Kommentar
20:44 Uhr, 11.02.2004

Rohöl - OPEC senkt die Förderquoten

1. Die OPEC hat auf ihrer gestrigen Sitzung in Algiers einmal mehr für eine Überraschung gesorgt: Völlig unerwartet und entgegen den Ankündigungen verschiedener OPEC-Ölminister im Vorfeld des Treffens beschloss sie, die Förderquoten um 1 Million Barrels am Tag (mbd) auf dann 23,5 mbd zu senken. Diese Kürzung soll per 1. April wirksam werden. Gleichzeitig hat sie an die Quotendisziplin der Mitgliedstaaten appelliert. Diese ließ in den vergangenen Monaten durchaus zu wünschen übrig. Allein im Januar belief sich die Überproduktion auf 1,5 mbd. Sollten beide Beschlüsse umgesetzt werden, würde dies Produktionskürzungen in Höhe von 2,5 mbd gleichkommen.

2. Zur Rechtfertigung der Quotensenkung führte der saudische Ölminister Ali al-Naimi die Prognosen der Internationalen Energieagentur (IEA) an, welche den Bedarf an OPEC-Öl im zweiten Quartal auf lediglich 23,3 mbd schätzt.
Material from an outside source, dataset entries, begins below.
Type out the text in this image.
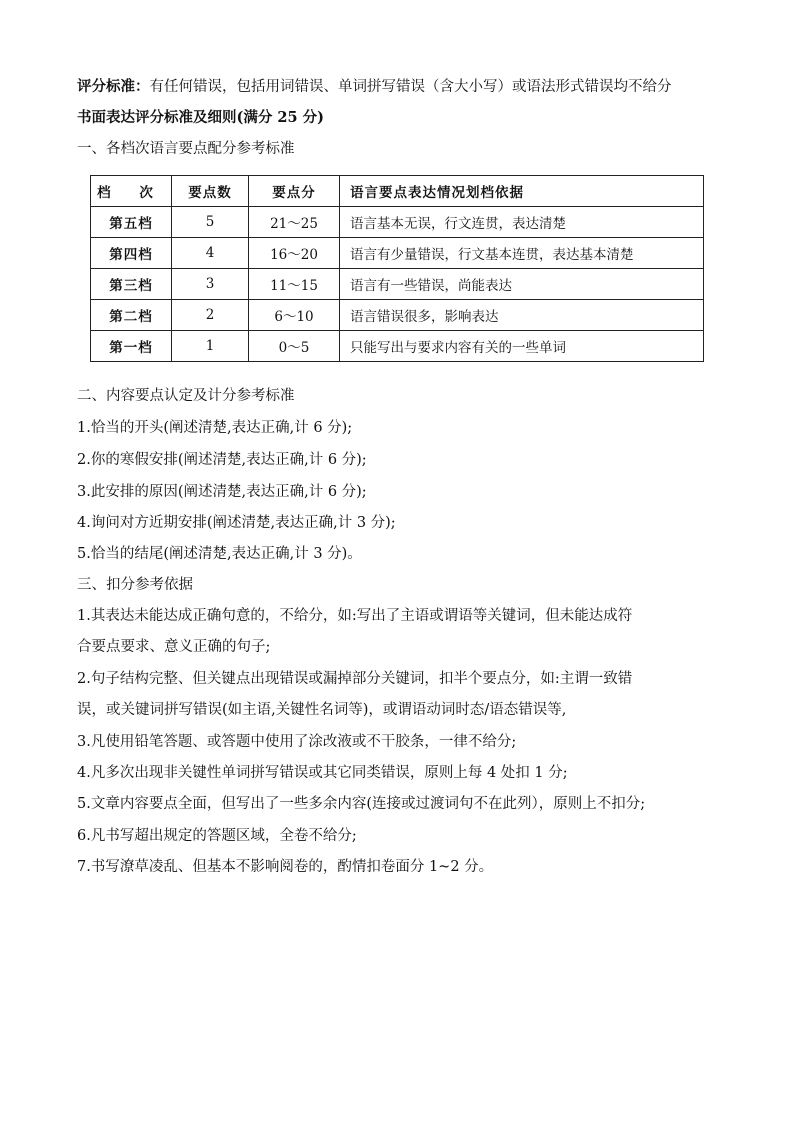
评分标准：有任何错误，包括用词错误、单词拼写错误（含大小写）或语法形式错误均不给分
书面表达评分标准及细则(满分 25 分)
一、各档次语言要点配分参考标准
档 次	要点数	要点分	语言要点表达情况划档依据
第五档	5	21～25	语言基本无误，行文连贯，表达清楚
第四档	4	16～20	语言有少量错误，行文基本连贯，表达基本清楚
第三档	3	11～15	语言有一些错误，尚能表达
第二档	2	6～10	语言错误很多，影响表达
第一档	1	0～5	只能写出与要求内容有关的一些单词
二、内容要点认定及计分参考标准
1.恰当的开头(阐述清楚,表达正确,计 6 分);
2.你的寒假安排(阐述清楚,表达正确,计 6 分);
3.此安排的原因(阐述清楚,表达正确,计 6 分);
4.询问对方近期安排(阐述清楚,表达正确,计 3 分);
5.恰当的结尾(阐述清楚,表达正确,计 3 分)。
三、扣分参考依据
1.其表达未能达成正确句意的，不给分，如:写出了主语或谓语等关键词，但未能达成符
合要点要求、意义正确的句子;
2.句子结构完整、但关键点出现错误或漏掉部分关键词，扣半个要点分，如:主谓一致错
误，或关键词拼写错误(如主语,关键性名词等)，或谓语动词时态/语态错误等,
3.凡使用铅笔答题、或答题中使用了涂改液或不干胶条，一律不给分;
4.凡多次出现非关键性单词拼写错误或其它同类错误，原则上每 4 处扣 1 分;
5.文章内容要点全面，但写出了一些多余内容(连接或过渡词句不在此列），原则上不扣分;
6.凡书写超出规定的答题区域，全卷不给分;
7.书写潦草凌乱、但基本不影响阅卷的，酌情扣卷面分 1~2 分。
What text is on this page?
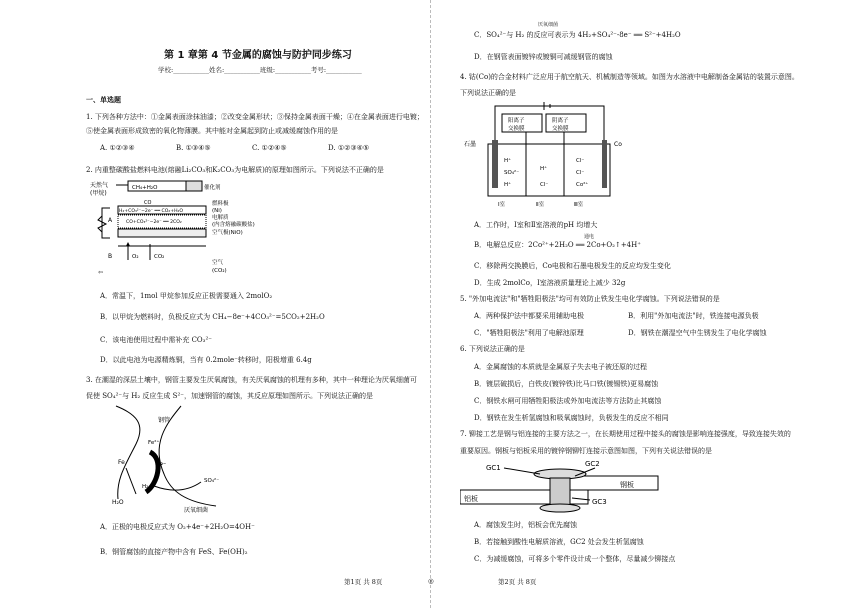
第 1 章第 4 节金属的腐蚀与防护同步练习
学校:___________姓名:___________班级:___________考号:___________
一、单选题
1. 下列各种方法中：①金属表面涂抹油漆；②改变金属形状；③保持金属表面干燥；④在金属表面进行电镀；
⑤使金属表面形成致密的氧化物薄膜。其中能对金属起到防止或减缓腐蚀作用的是
A. ①②③④	B. ①③④⑤	C. ①②④⑤	D. ①②③④⑤
2. 内重整碳酸盐燃料电池(熔融Li₂CO₃和K₂CO₃为电解质)的原理如图所示。下列说法不正确的是
天然气
(甲烷)
CH₄+H₂O	催化剂
A
B
H₂+CO₃²⁻−2e⁻ ══ CO₂+H₂O
CO
CO+CO₃²⁻−2e⁻ ══ 2CO₂
燃料极
(Ni)
电解质
(内含熔融碳酸盐)
空气极(NiO)
O₂	CO₂
空气
(CO₂)
⇦
A．常温下，1mol 甲烷参加反应正极需要通入 2molO₂
B．以甲烷为燃料时，负极反应式为 CH₄−8e⁻+4CO₃²⁻=5CO₂+2H₂O
C．该电池使用过程中需补充 CO₃²⁻
D．以此电池为电源精炼铜，当有 0.2mole⁻转移时，阳极增重 6.4g
3. 在潮湿的深层土壤中，钢管主要发生厌氧腐蚀，有关厌氧腐蚀的机理有多种，其中一种理论为厌氧细菌可
促使 SO₄²⁻与 H₂ 反应生成 S²⁻，加速钢管的腐蚀，其反应原理如图所示。下列说法正确的是
钢管
Fe²⁺
Fe	S²⁻
H₂O
H₂
SO₄²⁻
厌氧细菌
A．正极的电极反应式为 O₂+4e⁻+2H₂O=4OH⁻
B．钢管腐蚀的直接产物中含有 FeS、Fe(OH)₂
第1页 共 8页	◎
厌氧细菌
C．SO₄²⁻与 H₂ 的反应可表示为 4H₂+SO₄²⁻-8e⁻ ══ S²⁻+4H₂O
D．在钢管表面镀锌或镀铜可减缓钢管的腐蚀
4. 钴(Co)的合金材料广泛应用于航空航天、机械制造等领域。如图为水溶液中电解制备金属钴的装置示意图。
下列说法正确的是
石墨	Co
阳离子
交换膜
阴离子
交换膜
H⁺
SO₄²⁻
H⁺
H⁺
Cl⁻
Cl⁻
Cl⁻
Co²⁺
Ⅰ室	Ⅱ室	Ⅲ室
A．工作时，Ⅰ室和Ⅱ室溶液的pH 均增大
通电
B．电解总反应：2Co²⁺+2H₂O ══ 2Co+O₂↑+4H⁺
C．移除两交换膜后，Co电极和石墨电极发生的反应均发生变化
D．生成 2molCo，Ⅰ室溶液质量理论上减少 32g
5. "外加电流法"和"牺牲阳极法"均可有效防止铁发生电化学腐蚀。下列说法错误的是
A．两种保护法中都要采用辅助电极	B．利用"外加电流法"时，铁连接电源负极
C．"牺牲阳极法"利用了电解池原理	D．钢铁在潮湿空气中生锈发生了电化学腐蚀
6. 下列说法正确的是
A．金属腐蚀的本质就是金属原子失去电子被还原的过程
B．镀层破损后，白铁皮(镀锌铁)比马口铁(镀锡铁)更易腐蚀
C．钢铁水闸可用牺牲阳极法或外加电流法等方法防止其腐蚀
D．钢铁在发生析氢腐蚀和吸氧腐蚀时，负极发生的反应不相同
7. 铆接工艺是钢与铝连接的主要方法之一，在长期使用过程中接头的腐蚀是影响连接强度，导致连接失效的
重要原因。钢板与铝板采用的镀锌钢铆钉连接示意图如图，下列有关说法错误的是
GC1	GC2
GC3
钢板
铝板
A．腐蚀发生时，铝板会优先腐蚀
B．若接触到酸性电解质溶液，GC2 处会发生析氢腐蚀
C．为减缓腐蚀，可将多个零件设计成一个整体，尽量减少铆接点
第2页 共 8页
Anzumerken ist hierbei allerdings, dass die IEA die Nachfrageentwicklung in den vergangenen Jahren systematisch unterschätzt hat. Gleichzeitig hat sie die Angebotsentwicklung von Nicht-OPEC-Förderländern regelmäßig überschätzt. Würde die OPEC-Produktion daher tatsächlich auf ein Niveau von 23,5 mbd zurückgefahren, hätte dies vermutlich einen starken Ölpreisanstieg zur Folge. Nach den Erfahrungen der letzten Quotensenkung, die OPEC hatte die Märkte bereits im vergangenen September mit einer völlig unerwarteten Senkung überrascht, gehen wir allerdings nicht davon aus, dass die Entscheidung tatsächlich umgesetzt wird. Die Entscheidung scheint vielmehr eine Präventivmaßnahme zu sein, um Spekulationen auf ein mögliches Überangebot am Ölmarkt, und damit Wetten auf fallende Preise, von vornherein im Keim zu ersticken. Wir rechnen zwar mit einer leichten Drosselung der Produktion, um den saisonal bedingten Nachfragerückgang zu glätten, die Produktion wird aber trotzdem weit über der zukünftigen Förderquote von 23,5 mbd liegen.

3. Was bedeutet nun die gestrige Entscheidung für die zukünftige Ölpreisentwicklung? In den nächsten Wochen sehen wir wenig Chancen auf eine Entspannung am Ölmarkt. Eine Kombination aus niedrigen Lagerbeständen und tiefen Temperaturen hat in den vergangenen Wochen und Monaten vermehrt Spekulanten dazu veranlasst, auf steigende Preise zu wetten. Wirft man einen Blick auf die spekulativen Positionen, die überwiegend von Hedge Fonds gehalten werden, so befinden sich diese auf historisch hohen Niveaus. Selbst vor dem Irak-Krieg wurden keine derart hohen Long-Positionen aufgebaut. Dadurch wurde der Ölpreis zusätzlich nach oben verzerrt. Nachdem der Winter andauert und in den USA schon der nächste Kälteeinbruch erwartet wird, besteht für Spekulanten derzeit wenig Grund, diese massiven Long-Positionen kurzfristig abzubauen. So lange die Heizperiode anhält, bleibt auch die Ölnachfrage stark. Nach dem Ende der Heizperiode (für Anfang März zu erwarten) und mit Beginn der nachfrageschwachen Zwischensaison (März bis Juni) rechnen wir allerdings damit, dass Spekulanten ihre Long-Positionen abbauen werden. Dies sollte zwangsläufig zu einem Ölpreisrückgang auf durchschnittlich 30 USD/bbl für WTI im zweiten Quartal führen.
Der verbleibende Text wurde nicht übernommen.